3- les violations de la durée légale de garde à vue dans les commissariats de police de Brazzaville.
Contrairement aux articles 47 et 48 du code de procédure pénal qui fixent la durée légale de garde à vue à 2 ou 3 jours, de nombreuses personnes incarcérées dans les commissariats de police de Brazzaville au titre d’enquête préliminaire, y séjournent illégalement pendant plusieurs mois et y subissent des traitements inhumains et dégradants.


4- la suspension abusive de certains organes de presse non aux ordres (la Voix du peuple, Talassa, Télé Forum).
Sur le plan social et économique, le pouvoir s’est tristement illustré par des effets d’annonce, des promesses démagogiques et un mépris hautain pour les problèmes des populations. Dans ses vœux à la Nation pour l’année 2012, le président de la République a annoncé que l’offre de santé et d’électricité constituerait l’une des priorités de l’action du gouvernement en 2012. S’agissant de l’offre de santé, rappelons-nous le slogan : « santé pour tous d’ici à l’an 2000 » lancé en 1982. Aujourd’hui, 29 ans après le lancement de ce slogan, l’offre de service de santé s’est considérablement dégradée. Sur toute l’étendue du territoire national, les formations sanitaires manquent cruellement de personnels qualifiés, de plateaux techniques modernes, des médicaments essentiels. Le Centre Hospitalier et Universitaire de Brazzaville (CHU), conçu pour être un pôle d’excellence sanitaire, manque jusqu’aux réactifs pour faire des examens médicaux. Par ailleurs, la présence dans les villes de nombreuses décharges sauvages et des immondices, favorise la prolifération des mouches, des moustiques et des rongeurs, vecteurs de maladies.

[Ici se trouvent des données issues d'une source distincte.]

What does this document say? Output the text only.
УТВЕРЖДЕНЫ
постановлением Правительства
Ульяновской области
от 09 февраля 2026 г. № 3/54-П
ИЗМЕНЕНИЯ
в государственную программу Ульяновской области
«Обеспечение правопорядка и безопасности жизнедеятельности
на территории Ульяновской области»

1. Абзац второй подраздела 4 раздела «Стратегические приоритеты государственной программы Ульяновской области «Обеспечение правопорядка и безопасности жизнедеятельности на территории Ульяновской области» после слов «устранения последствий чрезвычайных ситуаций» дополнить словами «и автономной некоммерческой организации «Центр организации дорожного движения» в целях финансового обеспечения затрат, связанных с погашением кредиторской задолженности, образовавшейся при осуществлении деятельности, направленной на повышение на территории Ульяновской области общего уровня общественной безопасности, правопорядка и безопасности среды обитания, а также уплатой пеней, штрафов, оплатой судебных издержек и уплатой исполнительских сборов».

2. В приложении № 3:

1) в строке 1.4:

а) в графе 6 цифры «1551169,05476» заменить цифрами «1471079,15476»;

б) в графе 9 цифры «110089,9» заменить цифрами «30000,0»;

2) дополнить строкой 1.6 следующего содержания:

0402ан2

L’approvisionnement en eau potable demeure un véritable casse-tête chinois. Or, l’eau c’est la vie. Dans les campagnes, les populations continuent de boire de l’eau souillée des puits, des pluies et des marigots. En ville, les eaux usées des ménages sont jetées dans les cours des habitations et les rues ; celles provenant des hôpitaux, des hôtels et des brasseries, chargées de polluants chimiques et organiques sont évacuées dans des exutoires naturels sans traitement préalable. Dans les marchés, des nuées de mouches se posent sur des vivres destinées à la consommation. Dans les villages, les populations défèquent derrière les cases. Autant d’éléments qui génèrent la prolifération des micro-organismes, vecteurs de diverses pathologies.

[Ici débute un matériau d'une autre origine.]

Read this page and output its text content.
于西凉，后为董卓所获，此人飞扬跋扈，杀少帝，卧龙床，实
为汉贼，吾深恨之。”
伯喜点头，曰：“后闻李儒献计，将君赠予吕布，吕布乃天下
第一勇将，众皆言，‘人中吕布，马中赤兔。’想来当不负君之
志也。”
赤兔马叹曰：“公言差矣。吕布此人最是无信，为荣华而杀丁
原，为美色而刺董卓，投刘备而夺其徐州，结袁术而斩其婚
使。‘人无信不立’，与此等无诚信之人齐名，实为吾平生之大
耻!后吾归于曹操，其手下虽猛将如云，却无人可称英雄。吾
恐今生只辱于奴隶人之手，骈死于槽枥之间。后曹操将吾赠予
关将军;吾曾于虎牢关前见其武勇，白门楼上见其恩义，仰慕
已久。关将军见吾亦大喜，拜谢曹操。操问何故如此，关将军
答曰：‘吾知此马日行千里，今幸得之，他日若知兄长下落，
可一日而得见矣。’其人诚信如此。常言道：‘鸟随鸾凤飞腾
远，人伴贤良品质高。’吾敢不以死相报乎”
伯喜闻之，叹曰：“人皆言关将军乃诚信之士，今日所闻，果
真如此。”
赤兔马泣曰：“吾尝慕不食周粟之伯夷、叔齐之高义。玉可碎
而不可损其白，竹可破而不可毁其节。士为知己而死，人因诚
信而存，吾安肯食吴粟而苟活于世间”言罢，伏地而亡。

S’agissant de l’électricité, au-delà du battage médiatique fait autour de la nouvelle centrale à gaz de Pointe-Noire et du barrage d’Imboulou, l’électricité continue toujours d’être un bien inaccessible à l’écrasante majorité des foyers dans les villes (73%) et dans les campagnes (95%). Ainsi, plusieurs foyers ont passé les fêtes de fin d’année dans l’obscurité et ne peuvent pas aujourd’hui suivre les matches de la Coupe africaine de foot-ball (CAN), en raison des délestages chroniques d’électricité. A Brazzaville, le pouvoir qui avait annoncé avec beaucoup de solennité et de publicité que la construction de la centrale thermique de Mpila allait améliorer de manière significative l’alimentation de la capitale en électricité, ne souffle plus le moindre mot sur le sujet. Qu’est donc devenue la centrale thermique de Mpila dont on nous rabattait les oreilles ?

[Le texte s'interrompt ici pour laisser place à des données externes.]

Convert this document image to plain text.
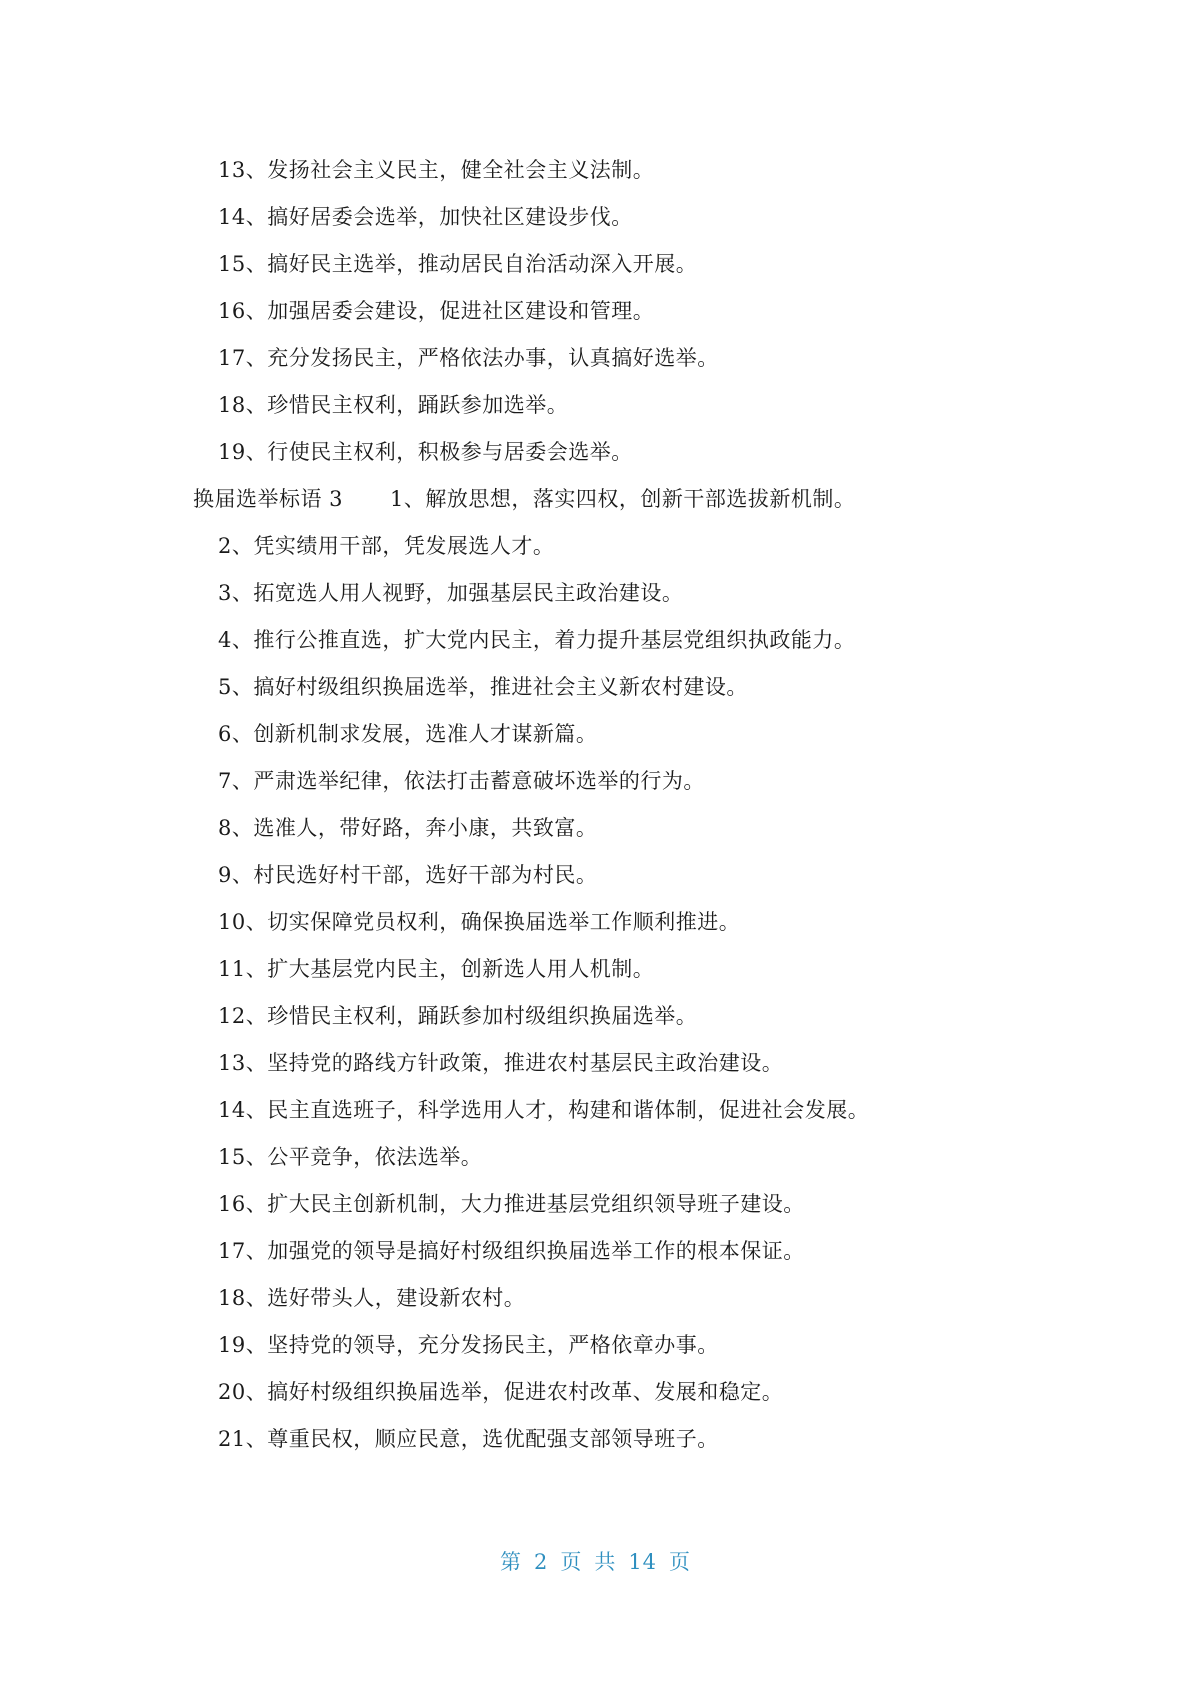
13、发扬社会主义民主，健全社会主义法制。
14、搞好居委会选举，加快社区建设步伐。
15、搞好民主选举，推动居民自治活动深入开展。
16、加强居委会建设，促进社区建设和管理。
17、充分发扬民主，严格依法办事，认真搞好选举。
18、珍惜民主权利，踊跃参加选举。
19、行使民主权利，积极参与居委会选举。
换届选举标语 3 1、解放思想，落实四权，创新干部选拔新机制。
2、凭实绩用干部，凭发展选人才。
3、拓宽选人用人视野，加强基层民主政治建设。
4、推行公推直选，扩大党内民主，着力提升基层党组织执政能力。
5、搞好村级组织换届选举，推进社会主义新农村建设。
6、创新机制求发展，选准人才谋新篇。
7、严肃选举纪律，依法打击蓄意破坏选举的行为。
8、选准人，带好路，奔小康，共致富。
9、村民选好村干部，选好干部为村民。
10、切实保障党员权利，确保换届选举工作顺利推进。
11、扩大基层党内民主，创新选人用人机制。
12、珍惜民主权利，踊跃参加村级组织换届选举。
13、坚持党的路线方针政策，推进农村基层民主政治建设。
14、民主直选班子，科学选用人才，构建和谐体制，促进社会发展。
15、公平竞争，依法选举。
16、扩大民主创新机制，大力推进基层党组织领导班子建设。
17、加强党的领导是搞好村级组织换届选举工作的根本保证。
18、选好带头人，建设新农村。
19、坚持党的领导，充分发扬民主，严格依章办事。
20、搞好村级组织换届选举，促进农村改革、发展和稳定。
21、尊重民权，顺应民意，选优配强支部领导班子。
第 2 页 共 14 页
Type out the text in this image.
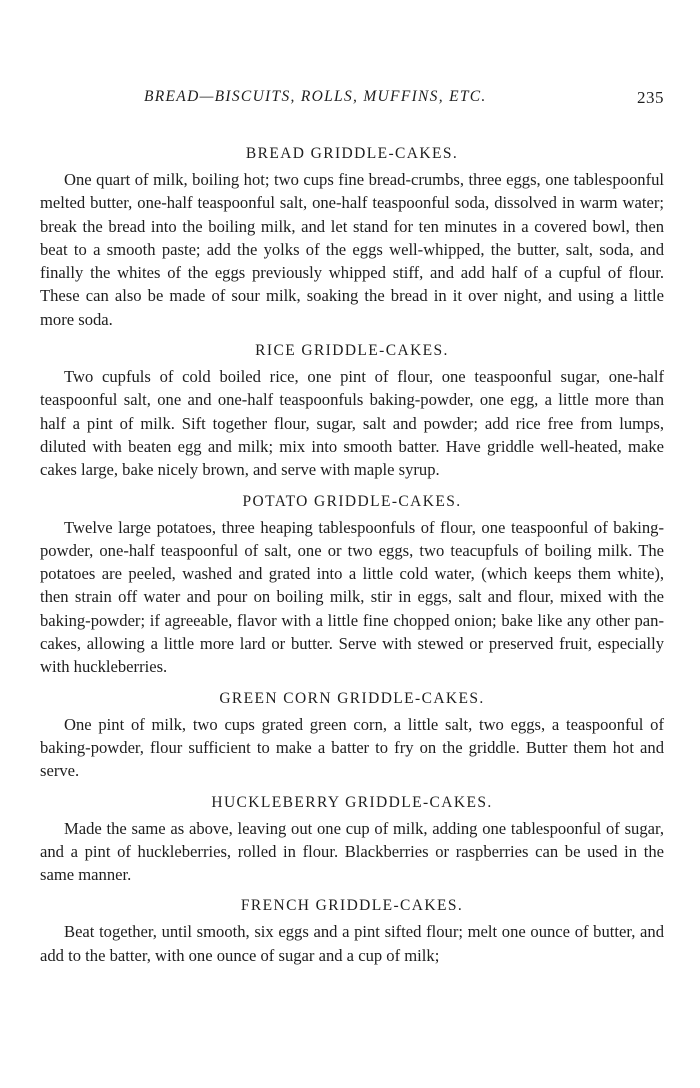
BREAD—BISCUITS, ROLLS, MUFFINS, ETC.	235
BREAD GRIDDLE-CAKES.

One quart of milk, boiling hot; two cups fine bread-crumbs, three eggs, one tablespoonful melted butter, one-half teaspoonful salt, one-half teaspoonful soda, dissolved in warm water; break the bread into the boiling milk, and let stand for ten minutes in a covered bowl, then beat to a smooth paste; add the yolks of the eggs well-whipped, the butter, salt, soda, and finally the whites of the eggs previously whipped stiff, and add half of a cupful of flour. These can also be made of sour milk, soaking the bread in it over night, and using a little more soda.

RICE GRIDDLE-CAKES.

Two cupfuls of cold boiled rice, one pint of flour, one teaspoonful sugar, one-half teaspoonful salt, one and one-half teaspoonfuls baking-powder, one egg, a little more than half a pint of milk. Sift together flour, sugar, salt and powder; add rice free from lumps, diluted with beaten egg and milk; mix into smooth batter. Have griddle well-heated, make cakes large, bake nicely brown, and serve with maple syrup.

POTATO GRIDDLE-CAKES.

Twelve large potatoes, three heaping tablespoonfuls of flour, one teaspoonful of baking-powder, one-half teaspoonful of salt, one or two eggs, two teacupfuls of boiling milk. The potatoes are peeled, washed and grated into a little cold water, (which keeps them white), then strain off water and pour on boiling milk, stir in eggs, salt and flour, mixed with the baking-powder; if agreeable, flavor with a little fine chopped onion; bake like any other pan-cakes, allowing a little more lard or butter. Serve with stewed or preserved fruit, especially with huckleberries.

GREEN CORN GRIDDLE-CAKES.

One pint of milk, two cups grated green corn, a little salt, two eggs, a teaspoonful of baking-powder, flour sufficient to make a batter to fry on the griddle. Butter them hot and serve.

HUCKLEBERRY GRIDDLE-CAKES.

Made the same as above, leaving out one cup of milk, adding one tablespoonful of sugar, and a pint of huckleberries, rolled in flour. Blackberries or raspberries can be used in the same manner.

FRENCH GRIDDLE-CAKES.

Beat together, until smooth, six eggs and a pint sifted flour; melt one ounce of butter, and add to the batter, with one ounce of sugar and a cup of milk;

En matière d’emploi, pour masquer l’absence de politique, le pouvoir se moque des Congolais en organisant des prétendues foires de l’emploi. Pendant ce temps, aucune mesure visible n’est prise pour concrétiser les promesses d’industrialisation et de diversification de l’économie. En matière agricole, à l’exception des deux Kolkhoze de Nkouo et d’Ivoumba, ainsi que la réhabilitation de quelques pistes agricoles, l’agriculture congolaise demeure une agriculture archaïque et rudimentaire : 2% seulement de la superficie cultivable sont exploités ; la production est très faible et couvre moins de 30% des besoins alimentaires du pays. Elle repose essentiellement sur les petites exploitations d’autosubsistance. L’offre en produits animaux sur le marché national provient en majorité des importations qui représentent plus de 75%. Cette proportion est de 100% pour les produits laitiers.
Dans le domaine industriel, les activités se réduisent à quelques produits : pétrole ; bois, minerais, sucre, boisson. Malgré l’importance des investissements du secteur privé expatrié dans l’exploitation pétrolière, les effets d’entraînement sur les autres secteurs sont nuls. Pour espérer créer des emplois, il faut, d’une part, réaliser des investissements fondateurs d’un bon tissu économique dans les créneaux porteurs, d’autre part, créer un cadre institutionnel incitatif à l’investissement privé pour accroitre le potentiel d’attractivité des investisseurs étrangers. Or, tel n’est pas le choix fait par le pouvoir. Le bruit orchestré autour de la diversification de l’économie et de l’industrialisation n’est rien d’autre que des effets d’annonce, des coups de bluff.


S’agissant du pouvoir d’achat, le président de la République a décidé de porter le smig de 64.000 à 70.000 FCfa. Avec un budget pour 2012 de 3600 milliards de Fcfa et un excédent budgétaire de 1000 milliards de Fcfa, une augmentation du smig de l’ordre de 6000 Fcfa est franchement ridicule, au regard du coût très élevé de la vie. En effet, aujourd’hui, les prix des aliments de base ont flambé : le Kg de viande sans os est passé de 2500 F à 4000F, celui de viande avec os est passé de 2000 F à 3500 Fcfa. Le sac de foufou (farine de manioc) est passé en quelques mois de 20.000 F à 45.000 Fcfa ; le manioc d’Ivoumba est passé de 250 F à 1300 Fcfa, le yaka (gros manioc) de Kinkala et de Boko est passé de 1000F à 2000 Fcfa. Dans ce contexte, pour les ménages modestes, faire le marché devient une gageure.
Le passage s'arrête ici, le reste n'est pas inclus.